Die Art besitzt ein ausgesprochen großes, aber deutlich wärmebetontes Verbreitungsgebiet. Sie ist aus weiten Teilen Europas bekannt, darunter Deutschland, Frankreich, Österreich, die Schweiz, Italien, Spanien, Portugal, Kroatien, Tschechien, Polen, Rumänien, Bulgarien, die Slowakei und die Ukraine. Nach Osten reicht das Areal über den Nahen und Mittleren Osten bis nach Zentralasien; Nachweise liegen unter anderem aus der Türkei, dem Iran, Usbekistan und Tadschikistan vor. Auch Nordafrika wird zum Verbreitungsgebiet gerechnet.
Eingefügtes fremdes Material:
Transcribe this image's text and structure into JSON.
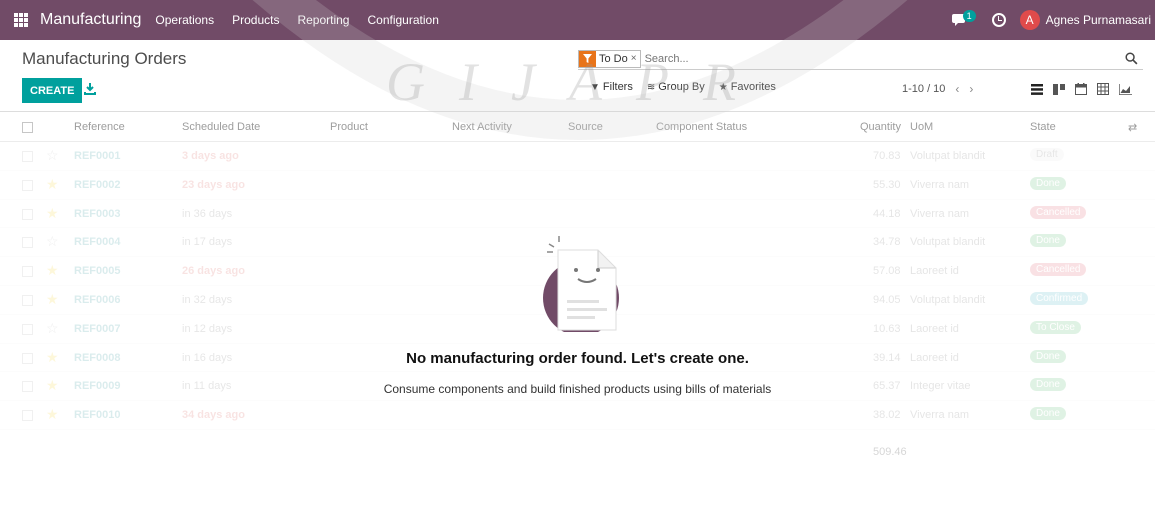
{
  "navbar": {
    "brand": "Manufacturing",
    "menu": [
      "Operations",
      "Products",
      "Reporting",
      "Configuration"
    ],
    "chat_count": "1",
    "avatar_letter": "A",
    "user_name": "Agnes Purnamasari"
  },
  "control_panel": {
    "title": "Manufacturing Orders",
    "create_label": "CREATE",
    "facet_label": "To Do",
    "facet_remove": "×",
    "search_placeholder": "Search...",
    "filters_label": "Filters",
    "groupby_label": "Group By",
    "favorites_label": "Favorites",
    "pager": "1-10 / 10"
  },
  "columns": {
    "reference": "Reference",
    "scheduled_date": "Scheduled Date",
    "product": "Product",
    "next_activity": "Next Activity",
    "source": "Source",
    "component_status": "Component Status",
    "quantity": "Quantity",
    "uom": "UoM",
    "state": "State"
  },
  "rows": [
    {
      "ref": "REF0001",
      "date": "3 days ago",
      "date_kind": "late",
      "starred": false,
      "qty": "70.83",
      "uom": "Volutpat blandit",
      "state": "Draft",
      "state_color": "#e2e2e2"
    },
    {
      "ref": "REF0002",
      "date": "23 days ago",
      "date_kind": "late",
      "starred": true,
      "qty": "55.30",
      "uom": "Viverra nam",
      "state": "Done",
      "state_color": "#28a745"
    },
    {
      "ref": "REF0003",
      "date": "in 36 days",
      "date_kind": "future",
      "starred": true,
      "qty": "44.18",
      "uom": "Viverra nam",
      "state": "Cancelled",
      "state_color": "#dc3545"
    },
    {
      "ref": "REF0004",
      "date": "in 17 days",
      "date_kind": "future",
      "starred": false,
      "qty": "34.78",
      "uom": "Volutpat blandit",
      "state": "Done",
      "state_color": "#28a745"
    },
    {
      "ref": "REF0005",
      "date": "26 days ago",
      "date_kind": "late",
      "starred": true,
      "qty": "57.08",
      "uom": "Laoreet id",
      "state": "Cancelled",
      "state_color": "#dc3545"
    },
    {
      "ref": "REF0006",
      "date": "in 32 days",
      "date_kind": "future",
      "starred": true,
      "qty": "94.05",
      "uom": "Volutpat blandit",
      "state": "Confirmed",
      "state_color": "#17a2b8"
    },
    {
      "ref": "REF0007",
      "date": "in 12 days",
      "date_kind": "future",
      "starred": false,
      "qty": "10.63",
      "uom": "Laoreet id",
      "state": "To Close",
      "state_color": "#28a745"
    },
    {
      "ref": "REF0008",
      "date": "in 16 days",
      "date_kind": "future",
      "starred": true,
      "qty": "39.14",
      "uom": "Laoreet id",
      "state": "Done",
      "state_color": "#28a745"
    },
    {
      "ref": "REF0009",
      "date": "in 11 days",
      "date_kind": "future",
      "starred": true,
      "qty": "65.37",
      "uom": "Integer vitae",
      "state": "Done",
      "state_color": "#28a745"
    },
    {
      "ref": "REF0010",
      "date": "34 days ago",
      "date_kind": "late",
      "starred": true,
      "qty": "38.02",
      "uom": "Viverra nam",
      "state": "Done",
      "state_color": "#28a745"
    }
  ],
  "total_quantity": "509.46",
  "empty_helper": {
    "title": "No manufacturing order found. Let's create one.",
    "subtitle": "Consume components and build finished products using bills of materials"
  },
  "watermark_text": "GIJAPR"
}
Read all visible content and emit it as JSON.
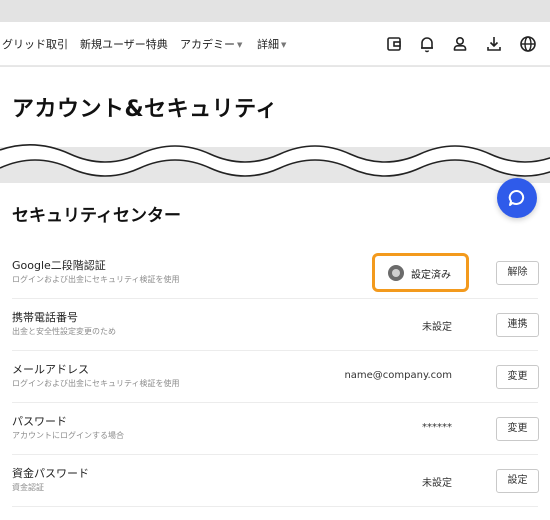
{
  "nav": {
    "links": [
      "グリッド取引",
      "新規ユーザー特典",
      "アカデミー",
      "詳細"
    ],
    "icons": [
      "wallet-icon",
      "bell-icon",
      "user-icon",
      "download-icon",
      "globe-icon"
    ]
  },
  "header": {
    "title": "アカウント&セキュリティ"
  },
  "security": {
    "title": "セキュリティセンター",
    "rows": [
      {
        "title": "Google二段階認証",
        "desc": "ログインおよび出金にセキュリティ検証を使用",
        "status": "設定済み",
        "action": "解除"
      },
      {
        "title": "携帯電話番号",
        "desc": "出金と安全性設定変更のため",
        "status": "未設定",
        "action": "連携"
      },
      {
        "title": "メールアドレス",
        "desc": "ログインおよび出金にセキュリティ検証を使用",
        "status": "name@company.com",
        "action": "変更"
      },
      {
        "title": "パスワード",
        "desc": "アカウントにログインする場合",
        "status": "******",
        "action": "変更"
      },
      {
        "title": "資金パスワード",
        "desc": "資金認証",
        "status": "未設定",
        "action": "設定"
      }
    ]
  },
  "colors": {
    "accent": "#2f5bea",
    "highlight": "#f39a1d"
  }
}
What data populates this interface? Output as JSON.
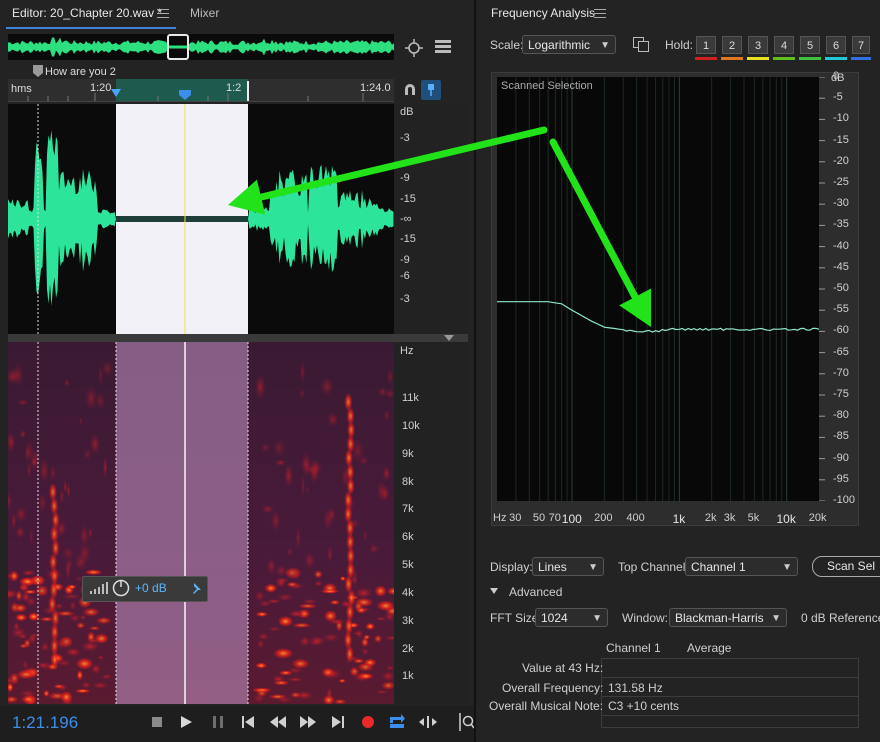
{
  "editor": {
    "tab_title": "Editor: 20_Chapter 20.wav *",
    "mixer_tab": "Mixer",
    "marker_label": "How are you 2",
    "ruler_unit": "hms",
    "ruler_ticks": [
      "1:20",
      "1:2",
      "1:24.0"
    ],
    "db_scale_top": [
      "dB",
      "-3",
      "-9",
      "-15",
      "-∞"
    ],
    "db_scale_bottom": [
      "-15",
      "-9",
      "-6",
      "-3"
    ],
    "hz_scale": [
      "Hz",
      "11k",
      "10k",
      "9k",
      "8k",
      "7k",
      "6k",
      "5k",
      "4k",
      "3k",
      "2k",
      "1k"
    ],
    "hud_gain": "+0 dB",
    "timecode": "1:21.196"
  },
  "frequency_analysis": {
    "title": "Frequency Analysis",
    "scale_label": "Scale:",
    "scale_value": "Logarithmic",
    "hold_label": "Hold:",
    "hold_buttons": [
      "1",
      "2",
      "3",
      "4",
      "5",
      "6",
      "7"
    ],
    "hold_colors": [
      "#d02020",
      "#e07820",
      "#e8e020",
      "#60c020",
      "#40c040",
      "#20c8d8",
      "#3070e0"
    ],
    "plot_title": "Scanned Selection",
    "y_axis": [
      "dB",
      "0",
      "-5",
      "-10",
      "-15",
      "-20",
      "-25",
      "-30",
      "-35",
      "-40",
      "-45",
      "-50",
      "-55",
      "-60",
      "-65",
      "-70",
      "-75",
      "-80",
      "-85",
      "-90",
      "-95",
      "-100"
    ],
    "x_axis": [
      "Hz",
      "30",
      "50",
      "70",
      "100",
      "200",
      "400",
      "1k",
      "2k",
      "3k",
      "5k",
      "10k",
      "20k"
    ],
    "display_label": "Display:",
    "display_value": "Lines",
    "top_channel_label": "Top Channel:",
    "top_channel_value": "Channel 1",
    "scan_button": "Scan Sel",
    "advanced_label": "Advanced",
    "fft_label": "FFT Size:",
    "fft_value": "1024",
    "window_label": "Window:",
    "window_value": "Blackman-Harris",
    "reference_label": "0 dB Reference",
    "table_headers": [
      "Channel 1",
      "Average"
    ],
    "rows": [
      {
        "label": "Value at 43 Hz:",
        "value": ""
      },
      {
        "label": "Overall Frequency:",
        "value": "131.58 Hz"
      },
      {
        "label": "Overall Musical Note:",
        "value": "C3 +10 cents"
      }
    ]
  },
  "chart_data": {
    "type": "line",
    "title": "Scanned Selection",
    "x_scale": "log",
    "xlim": [
      20,
      20000
    ],
    "ylim": [
      -100,
      0
    ],
    "xlabel": "Hz",
    "ylabel": "dB",
    "x": [
      20,
      40,
      60,
      80,
      100,
      150,
      200,
      300,
      400,
      600,
      800,
      1000,
      2000,
      4000,
      8000,
      20000
    ],
    "values": [
      -53,
      -53,
      -53,
      -53.5,
      -55,
      -57.5,
      -59,
      -59.6,
      -60,
      -60,
      -59.5,
      -59.5,
      -59.5,
      -59.5,
      -59.6,
      -59.5
    ]
  },
  "annotation": {
    "arrow_color": "#22e21a"
  }
}
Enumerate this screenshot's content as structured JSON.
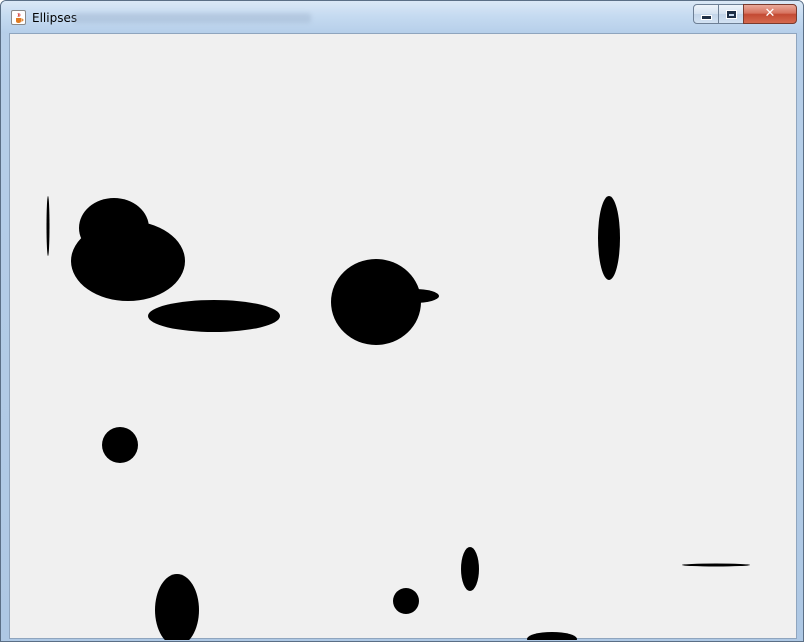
{
  "window": {
    "title": "Ellipses",
    "canvas_color": "#f0f0f0",
    "fill_color": "#000000"
  },
  "title_bar": {
    "icon": "java-cup-icon",
    "controls": [
      {
        "name": "minimize",
        "icon": "minimize-icon"
      },
      {
        "name": "maximize",
        "icon": "maximize-icon"
      },
      {
        "name": "close",
        "icon": "close-icon"
      }
    ]
  },
  "ellipses_count": 17
}
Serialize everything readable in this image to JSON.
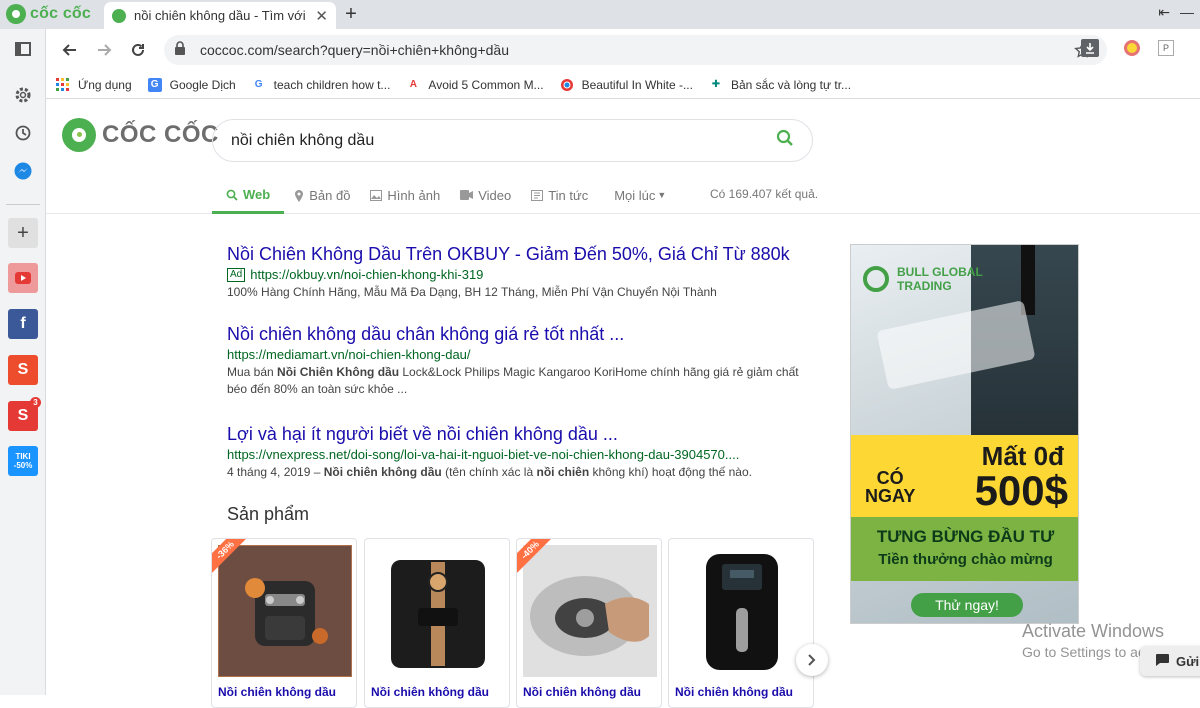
{
  "browser": {
    "brand_text": "cốc cốc",
    "tab_title": "nồi chiên không dầu - Tìm với Cốc Cốc",
    "url": "coccoc.com/search?query=nồi+chiên+không+dầu"
  },
  "bookmarks": [
    {
      "label": "Ứng dụng"
    },
    {
      "label": "Google Dịch"
    },
    {
      "label": "teach children how t..."
    },
    {
      "label": "Avoid 5 Common M..."
    },
    {
      "label": "Beautiful In White -..."
    },
    {
      "label": "Bản sắc và lòng tự tr..."
    }
  ],
  "sidebar": {
    "tiki_label": "TIKI -50%",
    "badge_count": "3"
  },
  "search": {
    "logo_text": "CỐC CỐC",
    "query": "nồi chiên không dầu",
    "tabs": [
      {
        "label": "Web"
      },
      {
        "label": "Bản đồ"
      },
      {
        "label": "Hình ảnh"
      },
      {
        "label": "Video"
      },
      {
        "label": "Tin tức"
      },
      {
        "label": "Mọi lúc"
      }
    ],
    "result_count": "Có 169.407 kết quả."
  },
  "results": [
    {
      "title": "Nồi Chiên Không Dầu Trên OKBUY - Giảm Đến 50%, Giá Chỉ Từ 880k",
      "ad_label": "Ad",
      "url": "https://okbuy.vn/noi-chien-khong-khi-319",
      "snippet": "100% Hàng Chính Hãng, Mẫu Mã Đa Dạng, BH 12 Tháng, Miễn Phí Vận Chuyển Nội Thành"
    },
    {
      "title": "Nồi chiên không dầu chân không giá rẻ tốt nhất ...",
      "url": "https://mediamart.vn/noi-chien-khong-dau/",
      "snippet_a": "Mua bán ",
      "snippet_b": "Nồi Chiên Không dầu",
      "snippet_c": " Lock&Lock Philips Magic Kangaroo KoriHome chính hãng giá rẻ giảm chất béo đến 80% an toàn sức khỏe ..."
    },
    {
      "title": "Lợi và hại ít người biết về nồi chiên không dầu ...",
      "url": "https://vnexpress.net/doi-song/loi-va-hai-it-nguoi-biet-ve-noi-chien-khong-dau-3904570....",
      "snippet_a": "4 tháng 4, 2019 – ",
      "snippet_b": "Nồi chiên không dầu",
      "snippet_c": " (tên chính xác là ",
      "snippet_d": "nồi chiên",
      "snippet_e": " không khí) hoạt động thế nào."
    }
  ],
  "products": {
    "heading": "Sản phẩm",
    "items": [
      {
        "label": "Nồi chiên không dầu",
        "ribbon": "-36%"
      },
      {
        "label": "Nồi chiên không dầu",
        "ribbon": ""
      },
      {
        "label": "Nồi chiên không dầu",
        "ribbon": "-40%"
      },
      {
        "label": "Nồi chiên không dầu",
        "ribbon": ""
      }
    ]
  },
  "ad": {
    "brand_line1": "BULL GLOBAL",
    "brand_line2": "TRADING",
    "headline1": "Mất 0đ",
    "headline2a": "CÓ",
    "headline2b": "NGAY",
    "amount": "500$",
    "line3": "TƯNG BỪNG ĐẦU TƯ",
    "line4": "Tiền thưởng chào mừng",
    "cta": "Thử ngay!"
  },
  "windows": {
    "activate_title": "Activate Windows",
    "activate_sub": "Go to Settings to activate Wi",
    "chat_label": "Gửi"
  },
  "colors": {
    "brand_green": "#4caf50",
    "link_blue": "#1a0dab",
    "url_green": "#006621"
  }
}
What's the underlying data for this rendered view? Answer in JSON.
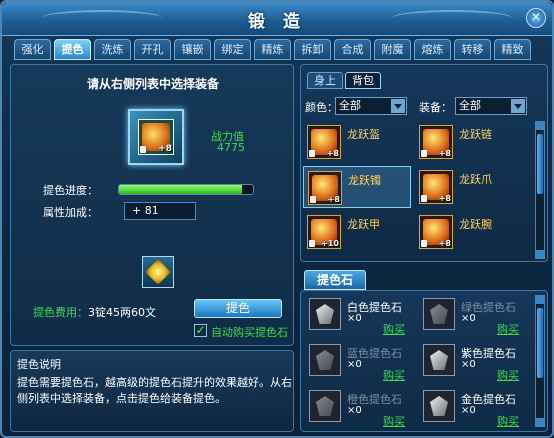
{
  "window": {
    "title": "锻 造",
    "close_icon": "close-icon"
  },
  "tabs": [
    "强化",
    "提色",
    "洗炼",
    "开孔",
    "镶嵌",
    "绑定",
    "精炼",
    "拆卸",
    "合成",
    "附魔",
    "熔炼",
    "转移",
    "精致"
  ],
  "active_tab": "提色",
  "left": {
    "instruction": "请从右侧列表中选择装备",
    "selected_item": {
      "plus": "+8"
    },
    "power_label": "战力值",
    "power_value": "4775",
    "progress_label": "提色进度：",
    "progress_fraction": 0.92,
    "attr_label": "属性加成：",
    "attr_value": "+ 81",
    "cost_label": "提色费用：",
    "cost_value": "3锭45两60文",
    "refine_button": "提色",
    "auto_buy_checked": true,
    "auto_buy_label": "自动购买提色石"
  },
  "description": {
    "title": "提色说明",
    "text": "提色需要提色石，越高级的提色石提升的效果越好。从右侧列表中选择装备，点击提色给装备提色。"
  },
  "right": {
    "subtabs": [
      "身上",
      "背包"
    ],
    "active_subtab": "背包",
    "color_label": "颜色：",
    "color_value": "全部",
    "equip_label": "装备：",
    "equip_value": "全部",
    "items": [
      {
        "name": "龙跃盔",
        "plus": "+8"
      },
      {
        "name": "龙跃链",
        "plus": "+8"
      },
      {
        "name": "龙跃镯",
        "plus": "+8"
      },
      {
        "name": "龙跃爪",
        "plus": "+8"
      },
      {
        "name": "龙跃甲",
        "plus": "+10"
      },
      {
        "name": "龙跃腕",
        "plus": "+8"
      }
    ]
  },
  "stones": {
    "header": "提色石",
    "items": [
      {
        "name": "白色提色石",
        "count": "×0",
        "buy": "购买",
        "dim": false
      },
      {
        "name": "绿色提色石",
        "count": "×0",
        "buy": "购买",
        "dim": true
      },
      {
        "name": "蓝色提色石",
        "count": "×0",
        "buy": "购买",
        "dim": true
      },
      {
        "name": "紫色提色石",
        "count": "×0",
        "buy": "购买",
        "dim": false
      },
      {
        "name": "橙色提色石",
        "count": "×0",
        "buy": "购买",
        "dim": true
      },
      {
        "name": "金色提色石",
        "count": "×0",
        "buy": "购买",
        "dim": false
      }
    ]
  }
}
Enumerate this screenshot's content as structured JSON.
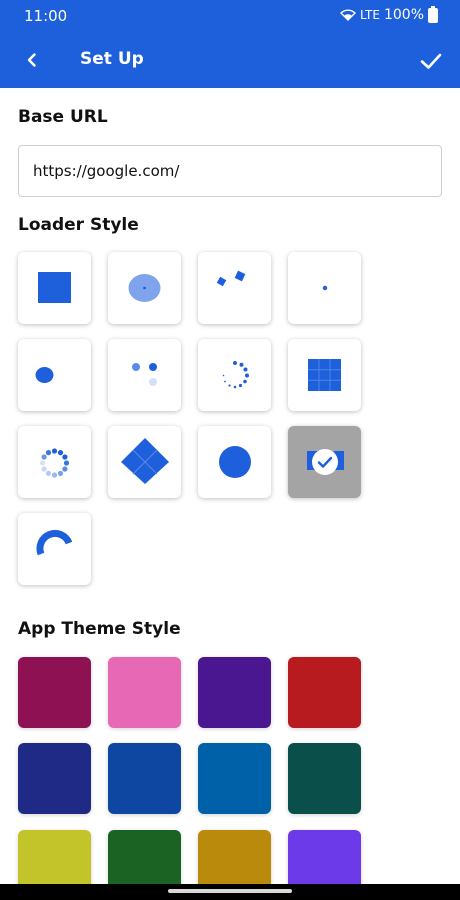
{
  "status_bar": {
    "time": "11:00",
    "network": "LTE",
    "battery": "100%"
  },
  "app_bar": {
    "title": "Set Up",
    "back_icon": "back-chevron-icon",
    "confirm_icon": "checkmark-icon"
  },
  "base_url": {
    "label": "Base URL",
    "value": "https://google.com/"
  },
  "loader_style": {
    "label": "Loader Style",
    "accent_color": "#1e5fdc",
    "selected_index": 11,
    "options": [
      "square",
      "pulse-ellipse",
      "rotating-squares",
      "dot",
      "bouncing-ellipse",
      "three-dots",
      "spinner-dots",
      "grid",
      "fading-circle",
      "folding-cube",
      "filled-circle",
      "wandering-cubes",
      "arc"
    ]
  },
  "app_theme_style": {
    "label": "App Theme Style",
    "colors": [
      "#8e1253",
      "#e768b4",
      "#4a1791",
      "#b81b1f",
      "#1e2a86",
      "#0d47a1",
      "#0060a8",
      "#0b4f4a",
      "#c2c42a",
      "#1b6322",
      "#ba8a0c",
      "#6c3ae8"
    ]
  }
}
Insgesamt wird Eulabidogaster setifacies als Bewohner der wärmeren Bereiche der Paläarktis bezeichnet. Interessanterweise wurde die Art auch auf den Kanarischen Inseln, auf La Palma, nachgewiesen.

Merkmale
Die Art gehört zu den Leucostomatini und fällt durch ihren für diese Gruppe typischen, relativ schlanken Körperbau auf. Charakteristisch sind unter anderem die borstigen Strukturen am Kopf und die für die Bestimmung wichtige Beborstung der Beine und des Thorax. Die Flügel sind durchsichtig und die Aderung entspricht dem für die Gattung typischen Muster. Der Gattungsname Eulabidogaster ist derzeit monotypisch – E. setifacies ist also die einzige bekannte Art der Gattung.
Lebensweise
Über die Lebensweise ist erstaunlich wenig bekannt. Das liegt vor allem daran, daß die Raupenfliegenlarven Parasitoide anderer Insekten sind und ihre Entwicklung deshalb meist verborgen im Wirt abläuft. Für Eulabidogaster setifacies war lange Zeit überhaupt nur ein einziger gesicherter Wirt bekannt: die Glasflügelwanze Corizus hyoscyami (Rhopalidae). Neuere Untersuchungen haben jedoch auch die Beerenwanze Dolycoris baccarum als Wirt nachgewiesen. Dabei wurde die Fliege aus Wanzen gezogen, die zuvor im Freiland gesammelt worden waren. In einer türkischen Untersuchung wird ausdrücklich darauf hingewiesen, daß Dolycoris baccarum ein neuer Wirtsnachweis für die Art ist und daß das Wirtsspektrum wahrscheinlich ziemlich eng ist.
 
Damit ist E. setifacies ein interessantes Beispiel für die Lebensweise der Phasiinae: Die erwachsene Fliege lebt frei und ernährt sich vermutlich – wie viele Raupenfliegen – von Blütennektar, während die Larve parasitisch in einer Wanze lebt. Die genaue Art und Weise der Eiablage beziehungsweise Infektion des Wirtes ist bei E. setifacies allerdings nicht ausreichend dokumentiert. Gerade bei den Phasiinae gibt es verschiedene Strategien, von der direkten Ablage am Wirt bis zur Nutzung spezieller Entwicklungsstadien; bei dieser Art sollte man deshalb keine Einzelheiten als gesichert darstellen, die nicht belegt sind.